第74章 大哥给你逮的兔子

什么?!

谢淮安手捏着下巴,盯着那只灰兔子上下打量:“不仔细看也看不出不是白的,能算月白。”

陆之凡抬手甩了兔子,对着谢淮安仍是表现出一百万分的诚意:“大哥,对喜欢的女子,切记,唯有真诚动人心啊!”

“哎你别扔啊……啧……”谢淮安惋惜地看着那只灰兔子跑远的背影,暗自嘀咕,这兔子屁股一撅一翘的不是也挺可爱,陆之瑶怎就偏偏非得喜欢白兔子呢,“不行让严行找些沙场画线的白色颜料染一染……”

“大哥!”陆之凡突然肃了脸,一字一句不容置疑,“套路切莫用在我妹妹身上。”

谢淮安被陆之凡倏忽的正色吓到了,怪不得来之前阿令一副欲言又止的模样,后来才颇具深意地提了句陆之凡是护妹狂魔,要他小心为上。想来自己方才那一番颇具糊弄意味的话惹恼了陆之凡。

谢淮安二话不说,大义凛然地往方才二人蹲的草丛里走:“走!接着等!今日朕誓要逮住一只真正的白兔子!跟上!”

二人在草丛里埋伏到傍晚,陷阱里分别逮住了黄兔子、黑兔子、棕兔子和花兔子,就是没有一只白兔子。

谢淮安低声骂道:“这鬼地方不会就没有白兔子吧?”

陆之凡不以为意:“大哥,耐心点,白兔本就罕见,罕见才珍贵。不过从遗传学角度来说,既然这附近有各色兔子,也就定会有白色兔子。”

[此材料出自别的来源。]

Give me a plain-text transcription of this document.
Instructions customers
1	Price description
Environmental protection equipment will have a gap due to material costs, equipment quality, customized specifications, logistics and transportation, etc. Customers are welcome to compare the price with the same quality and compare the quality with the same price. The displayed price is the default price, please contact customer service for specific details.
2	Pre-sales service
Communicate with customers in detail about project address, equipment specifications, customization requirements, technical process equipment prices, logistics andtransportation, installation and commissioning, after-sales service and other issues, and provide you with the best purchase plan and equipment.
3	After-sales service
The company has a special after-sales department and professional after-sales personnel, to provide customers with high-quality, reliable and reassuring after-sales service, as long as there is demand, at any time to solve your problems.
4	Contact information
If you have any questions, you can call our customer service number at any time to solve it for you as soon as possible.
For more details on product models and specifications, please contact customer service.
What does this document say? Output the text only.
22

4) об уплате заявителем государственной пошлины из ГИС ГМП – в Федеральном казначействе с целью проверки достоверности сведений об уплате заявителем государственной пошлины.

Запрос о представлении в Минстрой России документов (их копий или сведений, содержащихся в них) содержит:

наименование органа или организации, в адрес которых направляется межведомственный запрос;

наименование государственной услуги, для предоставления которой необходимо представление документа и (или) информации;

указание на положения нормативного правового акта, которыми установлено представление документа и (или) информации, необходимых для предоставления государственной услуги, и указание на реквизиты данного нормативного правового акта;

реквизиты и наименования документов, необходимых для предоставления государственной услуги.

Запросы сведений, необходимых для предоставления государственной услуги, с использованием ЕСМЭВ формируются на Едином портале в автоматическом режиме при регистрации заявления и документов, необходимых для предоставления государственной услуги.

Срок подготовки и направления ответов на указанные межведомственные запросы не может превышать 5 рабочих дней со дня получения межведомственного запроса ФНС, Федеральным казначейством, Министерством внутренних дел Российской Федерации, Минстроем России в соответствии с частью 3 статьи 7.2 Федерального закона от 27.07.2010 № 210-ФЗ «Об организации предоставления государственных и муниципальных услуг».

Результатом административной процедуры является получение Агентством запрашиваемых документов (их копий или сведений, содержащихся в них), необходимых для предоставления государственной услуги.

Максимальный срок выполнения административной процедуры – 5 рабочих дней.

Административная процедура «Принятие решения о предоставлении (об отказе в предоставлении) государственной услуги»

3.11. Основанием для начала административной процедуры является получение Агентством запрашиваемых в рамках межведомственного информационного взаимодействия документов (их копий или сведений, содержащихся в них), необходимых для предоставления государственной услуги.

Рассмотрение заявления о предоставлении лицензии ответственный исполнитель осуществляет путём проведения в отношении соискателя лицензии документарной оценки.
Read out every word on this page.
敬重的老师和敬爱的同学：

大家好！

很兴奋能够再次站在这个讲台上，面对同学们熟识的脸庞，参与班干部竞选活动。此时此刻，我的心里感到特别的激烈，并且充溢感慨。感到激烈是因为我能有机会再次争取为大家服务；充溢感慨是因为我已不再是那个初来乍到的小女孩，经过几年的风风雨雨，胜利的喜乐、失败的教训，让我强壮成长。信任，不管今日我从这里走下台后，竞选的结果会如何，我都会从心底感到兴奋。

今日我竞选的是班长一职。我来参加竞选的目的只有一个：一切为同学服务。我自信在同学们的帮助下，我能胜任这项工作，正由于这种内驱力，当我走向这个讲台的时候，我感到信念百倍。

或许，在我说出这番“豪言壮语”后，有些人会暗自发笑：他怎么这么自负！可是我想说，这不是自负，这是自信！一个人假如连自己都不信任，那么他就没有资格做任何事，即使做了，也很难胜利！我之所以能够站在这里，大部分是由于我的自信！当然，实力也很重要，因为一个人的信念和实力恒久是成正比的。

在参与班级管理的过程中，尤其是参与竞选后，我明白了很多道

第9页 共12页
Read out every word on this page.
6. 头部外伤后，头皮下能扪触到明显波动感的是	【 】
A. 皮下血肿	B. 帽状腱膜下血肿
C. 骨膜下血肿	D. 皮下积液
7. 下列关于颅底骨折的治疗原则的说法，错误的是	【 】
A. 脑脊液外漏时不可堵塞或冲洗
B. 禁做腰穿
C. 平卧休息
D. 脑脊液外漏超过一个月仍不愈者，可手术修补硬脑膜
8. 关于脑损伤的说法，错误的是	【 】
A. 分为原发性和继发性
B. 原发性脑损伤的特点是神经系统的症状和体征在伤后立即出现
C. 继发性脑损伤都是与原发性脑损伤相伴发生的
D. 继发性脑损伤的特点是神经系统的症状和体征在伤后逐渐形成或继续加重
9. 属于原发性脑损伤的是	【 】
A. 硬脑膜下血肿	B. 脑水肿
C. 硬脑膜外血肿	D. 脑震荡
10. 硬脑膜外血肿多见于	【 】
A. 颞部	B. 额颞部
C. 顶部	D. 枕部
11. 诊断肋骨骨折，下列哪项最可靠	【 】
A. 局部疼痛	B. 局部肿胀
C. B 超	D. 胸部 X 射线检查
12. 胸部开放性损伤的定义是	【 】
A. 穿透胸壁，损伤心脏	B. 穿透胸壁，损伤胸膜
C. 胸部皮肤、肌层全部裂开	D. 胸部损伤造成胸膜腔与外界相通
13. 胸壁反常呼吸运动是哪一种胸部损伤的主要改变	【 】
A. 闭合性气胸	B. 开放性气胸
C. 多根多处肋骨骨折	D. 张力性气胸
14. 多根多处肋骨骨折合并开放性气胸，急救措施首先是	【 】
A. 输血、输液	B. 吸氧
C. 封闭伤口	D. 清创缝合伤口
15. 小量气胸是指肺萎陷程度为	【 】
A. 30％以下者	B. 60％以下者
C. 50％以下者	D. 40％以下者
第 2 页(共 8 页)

“这里并无外人,你怎么总喊大哥,该不会想借机占朕的便宜?!”

“嘘,噤声。又有东西掉进陷阱了。过去看看。”

当陆之凡从洞里掏出一只浑身雪白的小兔子,谢淮安万分欣喜,一把就拽到了自己怀里:“可算被朕逮到了,快回营地送给阿瑶,天都快黑了,她这么久见不到我们会着急的。”

陆之凡鼻子冷哼一声,没理会谢淮安便扭头往军营走去。

“反了反了,真是反了天了。居然敢如此待朕。”谢淮安嘀嘀咕咕抱着兔子忙不迭去追陆之凡。他哪敢耽搁,这荒郊野外,天又马上黑透,陆之凡若真想将他扔下岂不易如反掌,只要轻功一起,谢淮安说啥也撵不上。

天愈发黯淡了,只看得清前面两步距离之内的景物,隐约似乎还能听到远山上传来的动物嘶吼与应和。谢淮安于陆之凡身后拉紧了他的衣带,磕磕绊绊行走在这枝繁叶茂的群山之中。

二人借着火折子的光亮总算是平安回到了营地所在的山坳。再走一段,远处密林中便看得到点点灯火。在距大门尚有二里地的时候,谢淮安便将陆之凡怀里的兔子拽到自己怀里。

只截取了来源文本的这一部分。